Grundlage sind frei zugängliche Daten
Aktuell haben die ehrenamtlichen Programmierer von Code for Germany bereits mehr als 50 Projekte auf die Beine gestellt. Das OK Lab Heilbronn entwickelte beispielsweise eine Anwendung zur Trinkwasserqualität in der Region. Eine Access Map des OK Lab Berlins soll zeigen, wie barrierefrei Nahverkehrssysteme sind. Auf Freie Parkplätze Dresden sehen Autofahrer, wo sie in der Stadt einen Parkplatz finden. Das OK Lab Hamburg versucht, die Suche nach einer Kindertagesstätte zu erleichtern. Defibrillatoren in Köln visualisiert standortbezogen die Verfügbarkeit der lebensrettenden, medizinischen Geräte zur Unterstützung der Herzfunktion. Und auf der Webseite Wahlversprechen 2013 vollziehen Bürger anhand von Symbolen schnell, ob die Politiker auch umsetzen, was sie im Wahlprogramm festgeschrieben haben.
Grundlage der einzelnen Projekte sind frei zugängliche Daten von Behörden und anderen Institutionen zu Infrastruktur, Finanzen, Umwelt und vielen weiteren Themenfeldern. Wie Code for Germany mitteilt, hätten bereits einige Städte Open-Data-Programme. Ziel sei aber die weitere Öffnung von Datensätzen.

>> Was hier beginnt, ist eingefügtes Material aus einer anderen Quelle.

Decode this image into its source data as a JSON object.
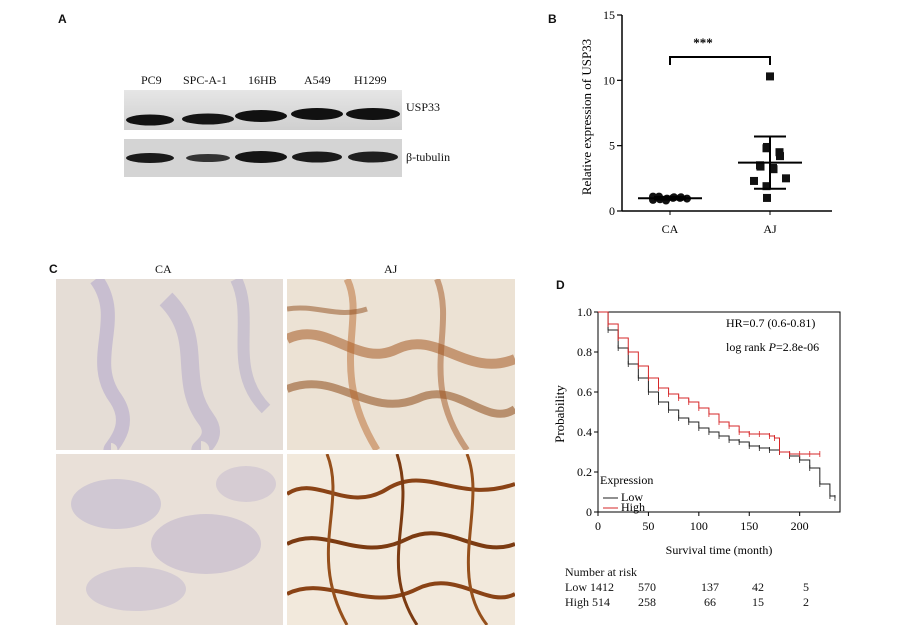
{
  "panels": {
    "a": {
      "letter": "A",
      "lanes": [
        "PC9",
        "SPC-A-1",
        "16HB",
        "A549",
        "H1299"
      ],
      "blots": [
        "USP33",
        "β-tubulin"
      ]
    },
    "b": {
      "letter": "B",
      "significance": "***",
      "chart_data": {
        "type": "scatter",
        "title": "",
        "ylabel": "Relative expression of USP33",
        "xlabel": "",
        "ylim": [
          0,
          15
        ],
        "yticks": [
          0,
          5,
          10,
          15
        ],
        "categories": [
          "CA",
          "AJ"
        ],
        "series": [
          {
            "category": "CA",
            "values": [
              0.85,
              0.9,
              0.95,
              1.0,
              1.05,
              1.1,
              0.9,
              1.0,
              1.05,
              0.95,
              1.1,
              0.8
            ],
            "mean": 0.98,
            "sd": 0.1
          },
          {
            "category": "AJ",
            "values": [
              10.3,
              4.8,
              4.9,
              4.5,
              4.2,
              3.5,
              3.4,
              3.3,
              3.2,
              2.5,
              2.3,
              1.9,
              1.0
            ],
            "mean": 3.7,
            "sd": 2.0
          }
        ],
        "colors": {
          "points": "#111111"
        }
      }
    },
    "c": {
      "letter": "C",
      "columns": [
        "CA",
        "AJ"
      ]
    },
    "d": {
      "letter": "D",
      "hr_text": "HR=0.7 (0.6-0.81)",
      "logrank_prefix": "log rank ",
      "logrank_p": "P",
      "logrank_value": "=2.8e-06",
      "legend_title": "Expression",
      "risk_header": "Number at risk",
      "risk_rows": [
        {
          "label": "Low 1412",
          "values": [
            "570",
            "137",
            "42",
            "5"
          ]
        },
        {
          "label": "High 514",
          "values": [
            "258",
            "66",
            "15",
            "2"
          ]
        }
      ],
      "chart_data": {
        "type": "line",
        "title": "",
        "xlabel": "Survival time (month)",
        "ylabel": "Probability",
        "xlim": [
          0,
          240
        ],
        "ylim": [
          0,
          1
        ],
        "xticks": [
          0,
          50,
          100,
          150,
          200
        ],
        "yticks": [
          0,
          0.2,
          0.4,
          0.6,
          0.8,
          1.0
        ],
        "series": [
          {
            "name": "Low",
            "color": "#222222",
            "x": [
              0,
              10,
              20,
              30,
              40,
              50,
              60,
              70,
              80,
              90,
              100,
              110,
              120,
              130,
              140,
              150,
              160,
              170,
              180,
              190,
              200,
              210,
              220,
              230,
              235
            ],
            "y": [
              1.0,
              0.91,
              0.82,
              0.74,
              0.67,
              0.6,
              0.55,
              0.51,
              0.47,
              0.45,
              0.42,
              0.4,
              0.38,
              0.36,
              0.35,
              0.33,
              0.32,
              0.31,
              0.3,
              0.28,
              0.26,
              0.22,
              0.14,
              0.08,
              0.07
            ]
          },
          {
            "name": "High",
            "color": "#d62728",
            "x": [
              0,
              10,
              20,
              30,
              40,
              50,
              60,
              70,
              80,
              90,
              100,
              110,
              120,
              130,
              140,
              150,
              160,
              170,
              175,
              180,
              190,
              200,
              210,
              220
            ],
            "y": [
              1.0,
              0.94,
              0.87,
              0.8,
              0.73,
              0.67,
              0.62,
              0.59,
              0.57,
              0.55,
              0.52,
              0.49,
              0.45,
              0.43,
              0.4,
              0.39,
              0.39,
              0.38,
              0.37,
              0.3,
              0.29,
              0.29,
              0.29,
              0.29
            ]
          }
        ]
      }
    }
  }
}
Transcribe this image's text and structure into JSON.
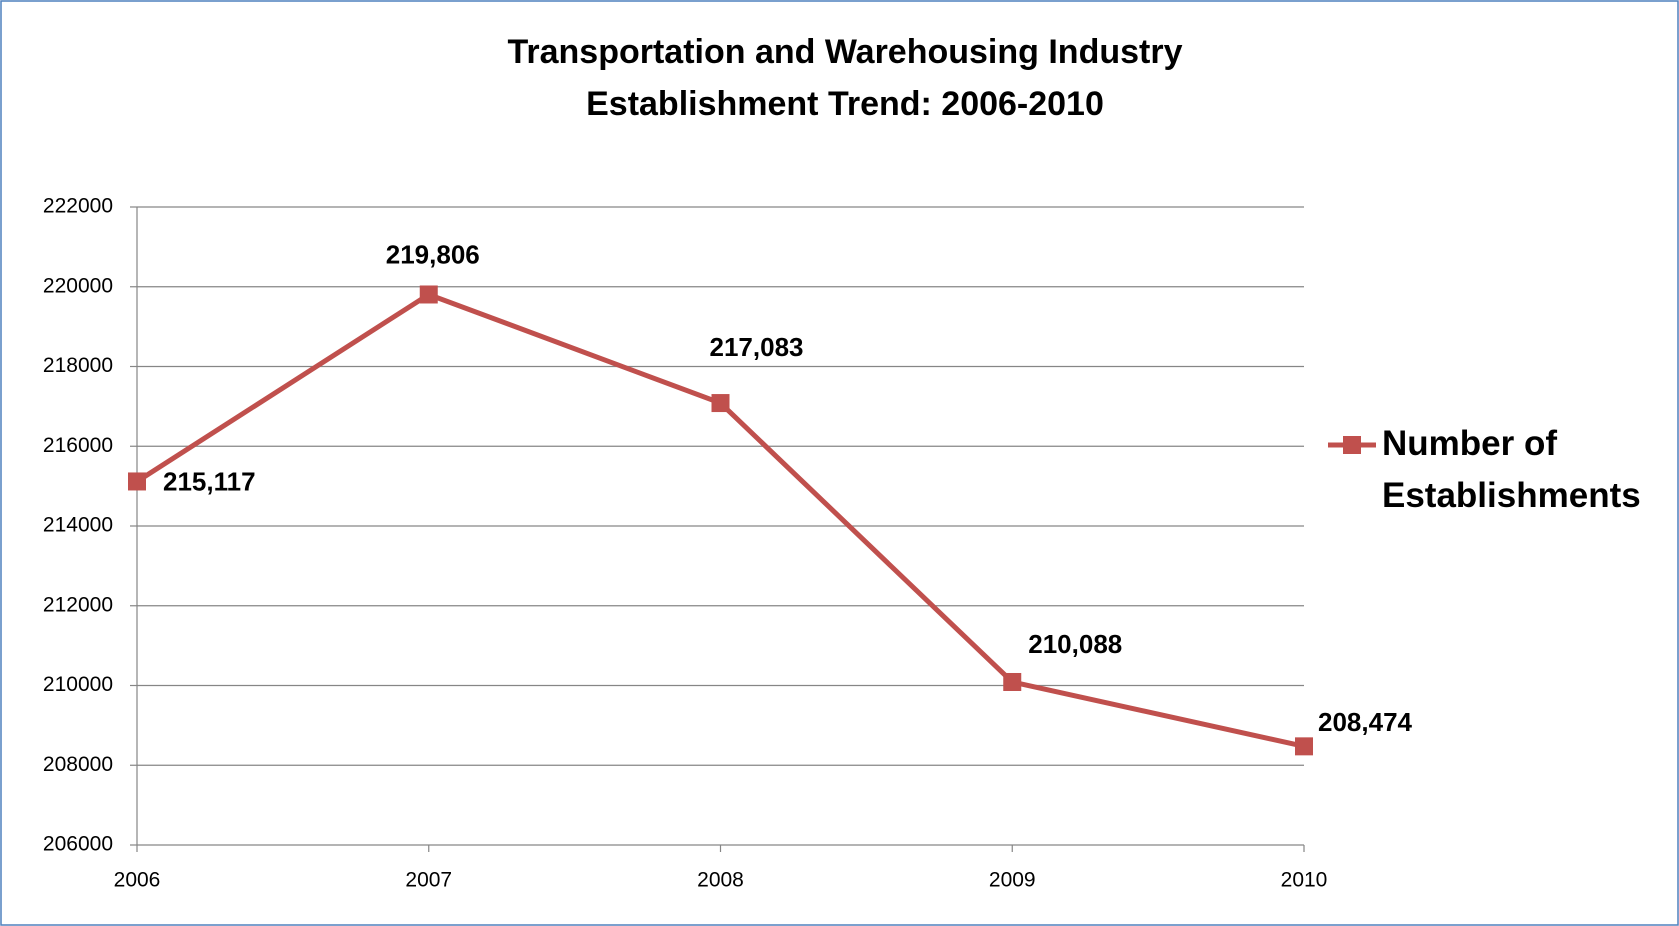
{
  "chart_data": {
    "type": "line",
    "title": [
      "Transportation and Warehousing Industry",
      "Establishment Trend: 2006-2010"
    ],
    "categories": [
      "2006",
      "2007",
      "2008",
      "2009",
      "2010"
    ],
    "series": [
      {
        "name": "Number of Establishments",
        "color": "#c0504d",
        "values": [
          215117,
          219806,
          217083,
          210088,
          208474
        ],
        "value_labels": [
          "215,117",
          "219,806",
          "217,083",
          "210,088",
          "208,474"
        ]
      }
    ],
    "ylim": [
      206000,
      222000
    ],
    "yticks": [
      206000,
      208000,
      210000,
      212000,
      214000,
      216000,
      218000,
      220000,
      222000
    ],
    "grid": true,
    "legend": "right"
  }
}
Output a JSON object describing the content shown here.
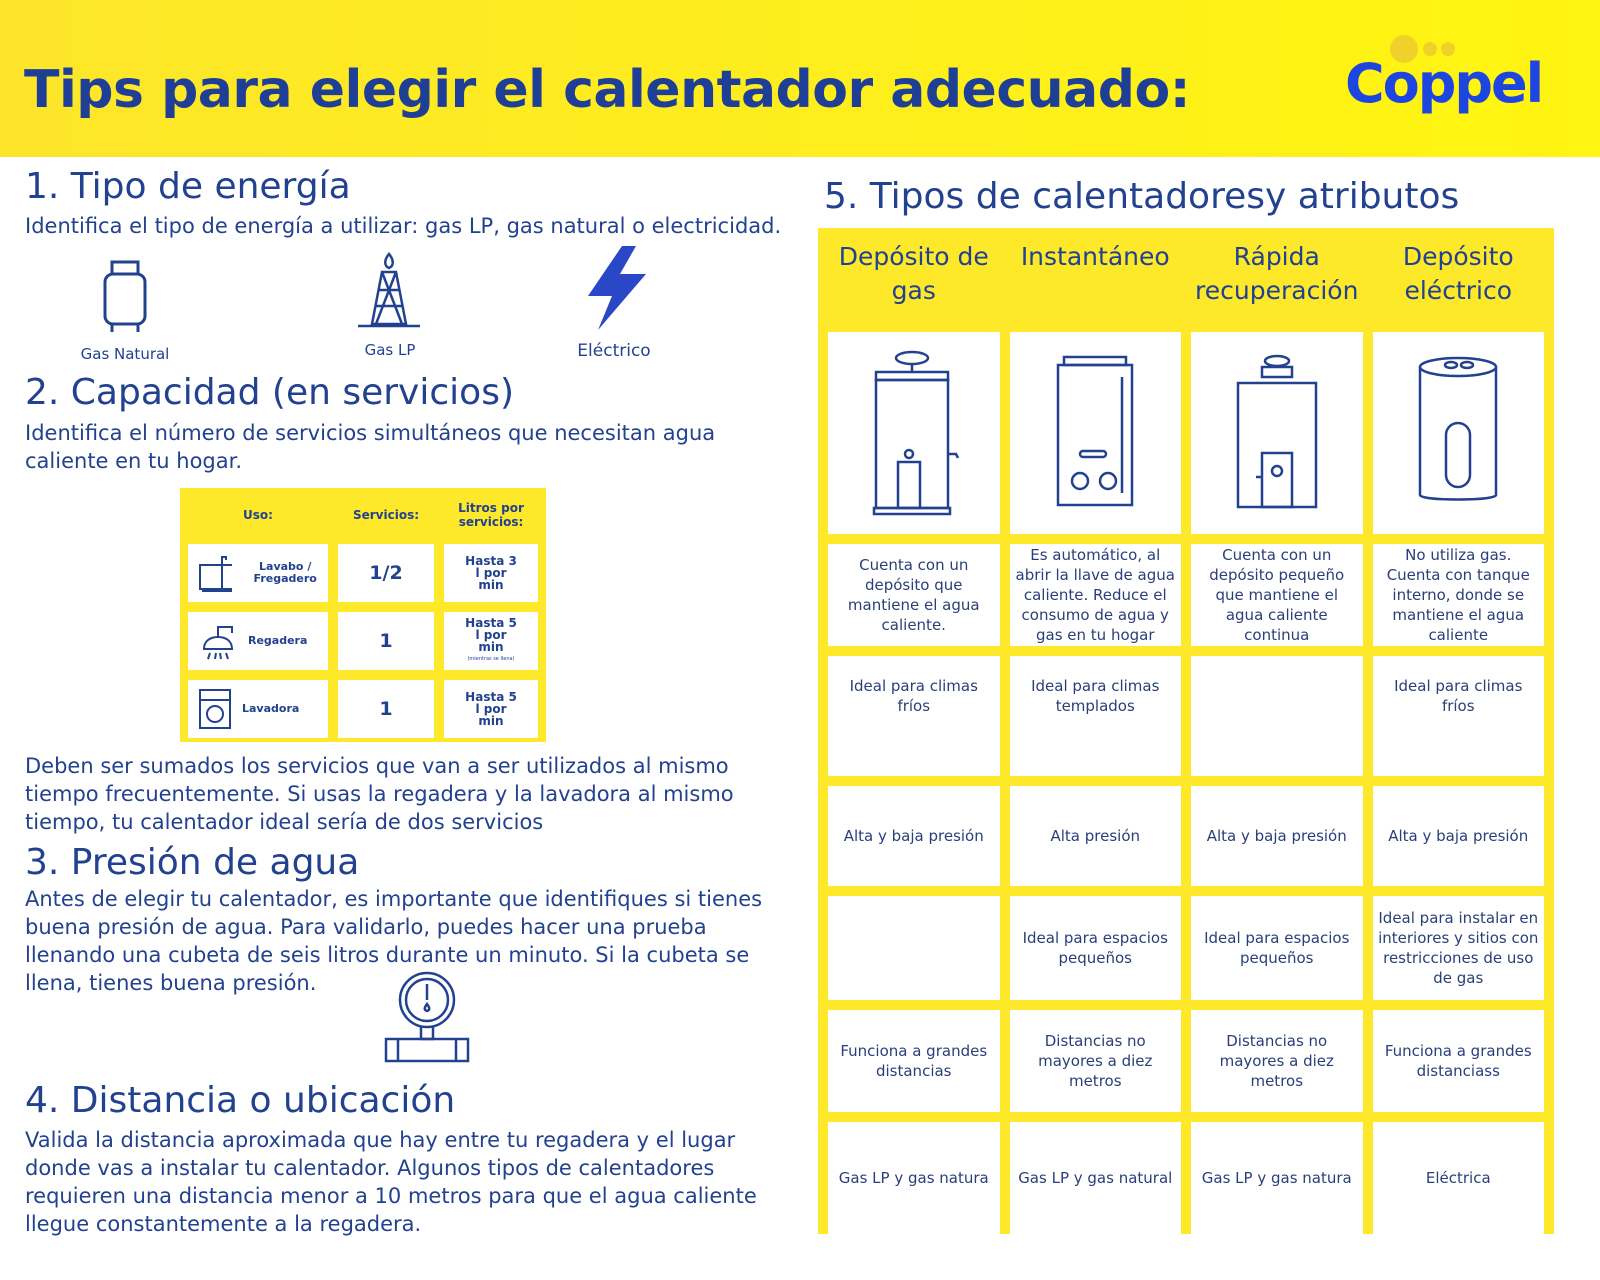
{
  "header": {
    "title": "Tips para elegir el calentador adecuado:",
    "logo": "Coppel"
  },
  "s1": {
    "title": "1. Tipo de energía",
    "text": "Identifica el tipo de energía a utilizar: gas LP, gas natural o electricidad.",
    "icons": [
      {
        "icon": "gas-tank-icon",
        "label": "Gas Natural"
      },
      {
        "icon": "gas-tower-icon",
        "label": "Gas LP"
      },
      {
        "icon": "lightning-icon",
        "label": "Eléctrico"
      }
    ]
  },
  "s2": {
    "title": "2. Capacidad (en servicios)",
    "text": "Identifica el número de servicios simultáneos que necesitan agua caliente en tu hogar.",
    "table": {
      "headers": [
        "Uso:",
        "Servicios:",
        "Litros por servicios:"
      ],
      "rows": [
        {
          "uso": "Lavabo / Fregadero",
          "servicios": "1/2",
          "litros": "Hasta 3 l por min",
          "note": ""
        },
        {
          "uso": "Regadera",
          "servicios": "1",
          "litros": "Hasta 5 l por min",
          "note": "(mientras se llena)"
        },
        {
          "uso": "Lavadora",
          "servicios": "1",
          "litros": "Hasta 5 l por min",
          "note": ""
        }
      ]
    },
    "after": "Deben ser sumados los servicios que van a ser utilizados al mismo tiempo frecuentemente. Si usas la regadera y la lavadora al mismo tiempo, tu calentador ideal sería de dos servicios"
  },
  "s3": {
    "title": "3. Presión de agua",
    "text": "Antes de elegir tu calentador, es importante que identifiques si tienes buena presión de agua. Para validarlo, puedes hacer una prueba llenando una cubeta de seis litros durante un minuto. Si la cubeta se llena, tienes buena presión."
  },
  "s4": {
    "title": "4. Distancia o ubicación",
    "text": "Valida la distancia aproximada que hay entre tu regadera y el lugar donde vas a instalar tu calentador. Algunos tipos de calentadores requieren una distancia menor a 10 metros para que el agua caliente llegue constantemente a la regadera."
  },
  "s5": {
    "title": "5. Tipos de calentadoresy atributos",
    "columns": [
      "Depósito de gas",
      "Instantáneo",
      "Rápida recuperación",
      "Depósito eléctrico"
    ],
    "rows": [
      [
        "Cuenta con un depósito que mantiene el agua caliente.",
        "Es automático, al abrir la llave de agua caliente. Reduce el consumo de agua y gas en tu hogar",
        "Cuenta con un depósito pequeño que mantiene el agua caliente continua",
        "No utiliza gas. Cuenta con tanque interno, donde se mantiene el agua caliente"
      ],
      [
        "Ideal para climas fríos",
        "Ideal para climas templados",
        "",
        "Ideal para climas fríos"
      ],
      [
        "Alta y baja presión",
        "Alta presión",
        "Alta y baja presión",
        "Alta y baja presión"
      ],
      [
        "",
        "Ideal para espacios pequeños",
        "Ideal para espacios pequeños",
        "Ideal para instalar en interiores y sitios con restricciones de uso de gas"
      ],
      [
        "Funciona a grandes distancias",
        "Distancias no mayores a diez metros",
        "Distancias no mayores a diez metros",
        "Funciona a grandes distanciass"
      ],
      [
        "Gas LP y gas natura",
        "Gas LP y gas natural",
        "Gas LP y gas natura",
        "Eléctrica"
      ]
    ]
  },
  "colors": {
    "yellow": "#fde82a",
    "text_blue": "#22418f",
    "logo_blue": "#1d45e0"
  }
}
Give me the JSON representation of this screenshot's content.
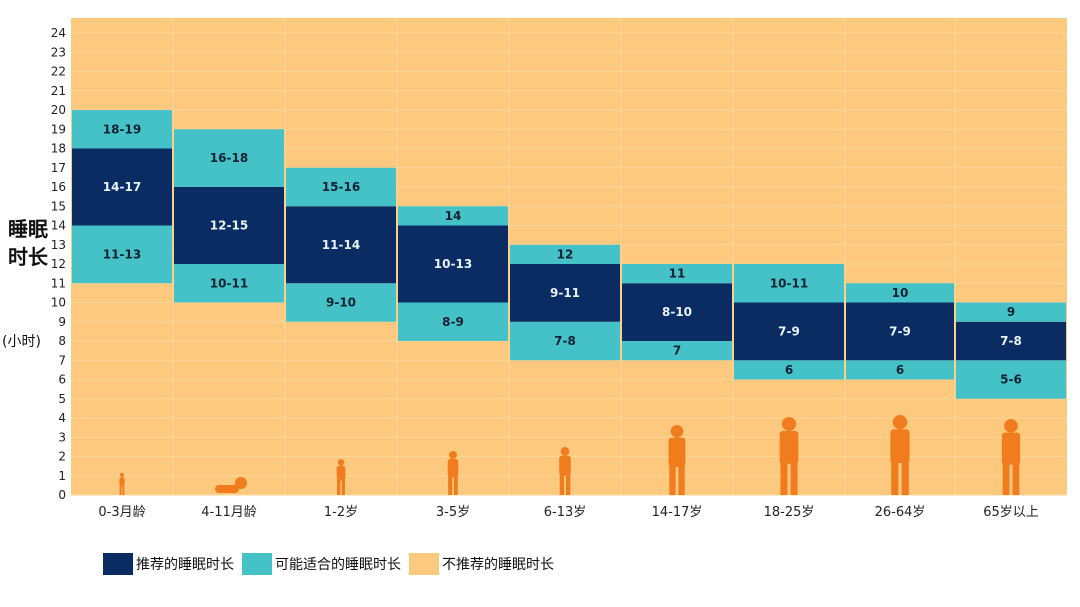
{
  "chart_data": {
    "type": "bar",
    "title": "",
    "ylabel": "睡眠时长",
    "yunit": "(小时)",
    "ylim": [
      0,
      24
    ],
    "yticks": [
      0,
      1,
      2,
      3,
      4,
      5,
      6,
      7,
      8,
      9,
      10,
      11,
      12,
      13,
      14,
      15,
      16,
      17,
      18,
      19,
      20,
      21,
      22,
      23,
      24
    ],
    "grid": true,
    "legend_position": "bottom",
    "categories": [
      "0-3月龄",
      "4-11月龄",
      "1-2岁",
      "3-5岁",
      "6-13岁",
      "14-17岁",
      "18-25岁",
      "26-64岁",
      "65岁以上"
    ],
    "series": [
      {
        "name": "推荐的睡眠时长",
        "color": "#0a2c63",
        "ranges": [
          [
            14,
            18
          ],
          [
            12,
            16
          ],
          [
            11,
            15
          ],
          [
            10,
            14
          ],
          [
            9,
            12
          ],
          [
            8,
            11
          ],
          [
            7,
            10
          ],
          [
            7,
            10
          ],
          [
            7,
            9
          ]
        ],
        "labels": [
          "14-17",
          "12-15",
          "11-14",
          "10-13",
          "9-11",
          "8-10",
          "7-9",
          "7-9",
          "7-8"
        ]
      },
      {
        "name": "可能适合的睡眠时长",
        "color": "#45c1c8",
        "ranges_low": [
          [
            11,
            14
          ],
          [
            10,
            12
          ],
          [
            9,
            11
          ],
          [
            8,
            10
          ],
          [
            7,
            9
          ],
          [
            7,
            8
          ],
          [
            6,
            7
          ],
          [
            6,
            7
          ],
          [
            5,
            7
          ]
        ],
        "labels_low": [
          "11-13",
          "10-11",
          "9-10",
          "8-9",
          "7-8",
          "7",
          "6",
          "6",
          "5-6"
        ],
        "ranges_high": [
          [
            18,
            20
          ],
          [
            16,
            19
          ],
          [
            15,
            17
          ],
          [
            14,
            15
          ],
          [
            12,
            13
          ],
          [
            11,
            12
          ],
          [
            10,
            12
          ],
          [
            10,
            11
          ],
          [
            9,
            10
          ]
        ],
        "labels_high": [
          "18-19",
          "16-18",
          "15-16",
          "14",
          "12",
          "11",
          "10-11",
          "10",
          "9"
        ]
      },
      {
        "name": "不推荐的睡眠时长",
        "color": "#fdc97e"
      }
    ],
    "figure_color": "#f07c1e"
  }
}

„Um die Herausforderungen des 21. Jahrhunderts zu meistern, müssen Politik und Verwaltung externes Wissen nutzbar machen, neue Formen des Dialogs ermöglichen und Kooperationen eingehen“, erklärt Gesche Joost, Universitätsprofessorin und Digitale Botschafterin Deutschlands. Sie gehört dem Advisory Board von Code for Germany an.
Wichtig hierbei sei es jedoch, keine Rückschlüsse auf einzelne Menschen zuzulassen, erklärt Jens Fromm, Leiter Öffentliche IT von Fraunhofer, dem IT-Nachrichtenportal Golem. Und selbst aggregierte Daten sind mit Bedacht zu nutzen. Sie lassen beispielsweise Rückschlüsse auf Bevölkerungsgruppen oder Brennpunkte zu, die zu Diskriminierung führen könnten. Der Experte rät daher: „Zurzeit sollte man sich auf Daten konzentrieren, die nicht brisant sind.“ Bislang ist das der Fall. In Zukunft jedoch werden solche Probleme diskutiert werden müssen. Bis dahin wird der Entwickler Frerichs sein bürgernahes Ratssystem jedenfalls weiter ausbauen und optimieren.